A Learning Game-Based Approach to Task-Dependent Edge Resource Allocation

Abstract

The existing research on dependent task offloading and resource allocation assumes that edge servers can provide computational and communication resources free of charge. This paper proposes a two-stage resource allocation method to address this issue. In the first stage, users incentivize edge servers to provide resources. We formulate the incentive problem in this stage as a multivariate Stackelberg game, which takes into account both computational and communication resources. In addition, we also analyze the uniqueness of the Stackelberg equilibrium under information sharing conditions. Considering the privacy issues of the participants, the research is extended to scenarios without information sharing, where the multivariable game problem is modeled as a partially observable Markov decision process (POMDP).
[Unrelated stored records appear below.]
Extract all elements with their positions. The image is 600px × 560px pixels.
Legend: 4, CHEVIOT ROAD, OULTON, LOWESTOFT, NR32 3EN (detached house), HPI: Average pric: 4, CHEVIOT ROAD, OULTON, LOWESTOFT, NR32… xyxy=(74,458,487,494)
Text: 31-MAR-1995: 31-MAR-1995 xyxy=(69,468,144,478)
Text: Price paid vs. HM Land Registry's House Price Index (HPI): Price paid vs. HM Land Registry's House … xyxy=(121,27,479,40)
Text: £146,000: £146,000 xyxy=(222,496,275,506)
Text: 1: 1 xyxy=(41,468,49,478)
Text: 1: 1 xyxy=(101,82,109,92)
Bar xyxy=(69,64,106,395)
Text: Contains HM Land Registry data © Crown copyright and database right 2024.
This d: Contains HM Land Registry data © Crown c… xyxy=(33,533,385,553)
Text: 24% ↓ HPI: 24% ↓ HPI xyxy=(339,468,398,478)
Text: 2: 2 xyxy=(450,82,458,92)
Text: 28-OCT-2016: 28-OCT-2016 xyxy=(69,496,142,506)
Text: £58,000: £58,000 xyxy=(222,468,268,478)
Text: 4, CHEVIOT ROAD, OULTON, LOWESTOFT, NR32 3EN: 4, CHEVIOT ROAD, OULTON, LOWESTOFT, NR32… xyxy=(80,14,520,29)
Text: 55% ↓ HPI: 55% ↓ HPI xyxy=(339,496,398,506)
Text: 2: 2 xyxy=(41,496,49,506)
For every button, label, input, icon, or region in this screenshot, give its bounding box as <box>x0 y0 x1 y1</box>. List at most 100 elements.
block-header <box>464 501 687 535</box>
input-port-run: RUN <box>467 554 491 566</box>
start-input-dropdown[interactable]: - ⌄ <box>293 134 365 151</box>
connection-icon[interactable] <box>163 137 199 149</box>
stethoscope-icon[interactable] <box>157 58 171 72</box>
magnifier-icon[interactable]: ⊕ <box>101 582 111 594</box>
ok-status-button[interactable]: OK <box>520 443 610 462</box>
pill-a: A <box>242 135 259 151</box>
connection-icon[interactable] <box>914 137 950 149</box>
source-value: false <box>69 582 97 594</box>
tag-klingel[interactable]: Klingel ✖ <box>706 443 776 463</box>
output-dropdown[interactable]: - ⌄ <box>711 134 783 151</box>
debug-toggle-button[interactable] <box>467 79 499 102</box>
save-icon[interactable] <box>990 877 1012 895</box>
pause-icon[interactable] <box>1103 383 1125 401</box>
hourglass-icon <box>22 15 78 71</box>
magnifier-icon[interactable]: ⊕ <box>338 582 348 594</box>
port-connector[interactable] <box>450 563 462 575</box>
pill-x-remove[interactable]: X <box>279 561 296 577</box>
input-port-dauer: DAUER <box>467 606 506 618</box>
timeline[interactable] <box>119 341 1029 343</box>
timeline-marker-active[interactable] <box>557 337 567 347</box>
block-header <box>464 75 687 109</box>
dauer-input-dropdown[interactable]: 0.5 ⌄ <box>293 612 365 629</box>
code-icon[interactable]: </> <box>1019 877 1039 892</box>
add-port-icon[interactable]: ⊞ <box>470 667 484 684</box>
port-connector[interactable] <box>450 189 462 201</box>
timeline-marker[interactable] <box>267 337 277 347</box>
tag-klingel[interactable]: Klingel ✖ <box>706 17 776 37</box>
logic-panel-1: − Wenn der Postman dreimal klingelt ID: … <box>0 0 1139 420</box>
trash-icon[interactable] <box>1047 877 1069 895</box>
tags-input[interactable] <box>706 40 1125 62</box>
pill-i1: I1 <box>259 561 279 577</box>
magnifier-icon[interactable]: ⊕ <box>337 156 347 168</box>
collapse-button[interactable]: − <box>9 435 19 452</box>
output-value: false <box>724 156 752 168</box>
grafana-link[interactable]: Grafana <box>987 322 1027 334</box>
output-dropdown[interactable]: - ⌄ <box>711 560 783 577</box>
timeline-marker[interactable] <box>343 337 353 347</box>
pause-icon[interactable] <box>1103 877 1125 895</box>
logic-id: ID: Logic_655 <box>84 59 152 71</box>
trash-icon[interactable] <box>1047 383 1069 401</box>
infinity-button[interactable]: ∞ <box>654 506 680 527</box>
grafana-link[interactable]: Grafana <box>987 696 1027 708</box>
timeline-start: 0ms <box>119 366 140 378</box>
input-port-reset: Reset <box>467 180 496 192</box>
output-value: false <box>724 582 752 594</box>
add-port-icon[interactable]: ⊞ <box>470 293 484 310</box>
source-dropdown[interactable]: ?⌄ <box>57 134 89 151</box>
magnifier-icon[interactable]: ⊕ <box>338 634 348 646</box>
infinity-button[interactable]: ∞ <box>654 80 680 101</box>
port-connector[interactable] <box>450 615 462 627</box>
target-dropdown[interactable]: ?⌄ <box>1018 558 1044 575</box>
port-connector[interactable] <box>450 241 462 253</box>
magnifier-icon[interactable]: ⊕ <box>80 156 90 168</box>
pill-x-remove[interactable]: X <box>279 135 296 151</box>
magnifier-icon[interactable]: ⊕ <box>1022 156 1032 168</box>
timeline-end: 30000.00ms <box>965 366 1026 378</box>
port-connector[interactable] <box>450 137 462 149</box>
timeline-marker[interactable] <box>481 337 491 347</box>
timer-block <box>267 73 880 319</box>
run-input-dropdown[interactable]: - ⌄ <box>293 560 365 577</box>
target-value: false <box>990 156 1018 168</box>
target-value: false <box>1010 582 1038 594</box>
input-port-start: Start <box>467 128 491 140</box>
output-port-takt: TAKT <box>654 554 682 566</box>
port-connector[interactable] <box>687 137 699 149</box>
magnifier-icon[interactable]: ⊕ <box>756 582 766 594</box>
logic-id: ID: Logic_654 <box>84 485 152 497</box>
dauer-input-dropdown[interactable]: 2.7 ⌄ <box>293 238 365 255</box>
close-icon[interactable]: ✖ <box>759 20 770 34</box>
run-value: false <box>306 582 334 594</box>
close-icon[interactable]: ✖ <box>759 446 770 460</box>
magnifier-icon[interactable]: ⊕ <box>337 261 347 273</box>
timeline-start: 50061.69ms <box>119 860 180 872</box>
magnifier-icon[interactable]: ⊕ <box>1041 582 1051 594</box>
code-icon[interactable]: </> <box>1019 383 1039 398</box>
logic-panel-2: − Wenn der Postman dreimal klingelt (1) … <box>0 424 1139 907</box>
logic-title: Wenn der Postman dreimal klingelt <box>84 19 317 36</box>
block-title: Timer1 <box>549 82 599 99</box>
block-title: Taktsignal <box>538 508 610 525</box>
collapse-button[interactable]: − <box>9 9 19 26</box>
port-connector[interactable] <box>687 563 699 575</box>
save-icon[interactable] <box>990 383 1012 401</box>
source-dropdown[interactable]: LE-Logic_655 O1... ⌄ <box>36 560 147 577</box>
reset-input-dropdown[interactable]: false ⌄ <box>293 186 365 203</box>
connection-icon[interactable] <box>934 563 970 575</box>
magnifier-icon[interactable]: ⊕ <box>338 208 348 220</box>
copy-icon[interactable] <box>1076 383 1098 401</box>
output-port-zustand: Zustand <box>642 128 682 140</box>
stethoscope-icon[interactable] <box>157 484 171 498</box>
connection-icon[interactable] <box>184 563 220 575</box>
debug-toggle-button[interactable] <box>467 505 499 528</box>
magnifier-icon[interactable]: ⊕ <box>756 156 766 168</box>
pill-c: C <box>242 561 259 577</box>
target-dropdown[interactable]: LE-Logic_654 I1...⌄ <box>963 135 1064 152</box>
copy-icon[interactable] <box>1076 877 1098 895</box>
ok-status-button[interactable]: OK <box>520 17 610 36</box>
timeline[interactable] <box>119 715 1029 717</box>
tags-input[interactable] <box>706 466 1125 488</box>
In order to obtain the optimal incentive decision in this scenario, a reinforcement learning algorithm based on the learning game is designed. In the second stage, we propose a greedy-based deep reinforcement learning algorithm that is aimed at minimizing task execution time by optimizing resource and task allocation strategies. Finally, the simulation results demonstrate that the algorithm designed for non-information sharing scenarios can effectively approximate the theoretical Stackelberg equilibrium, and its performance is found to be better than that of the other three benchmark methods. After the allocation of resources and sub-tasks by the greedy-based deep reinforcement learning algorithm, the execution delay of the dependent task is significantly lower than that in local processing.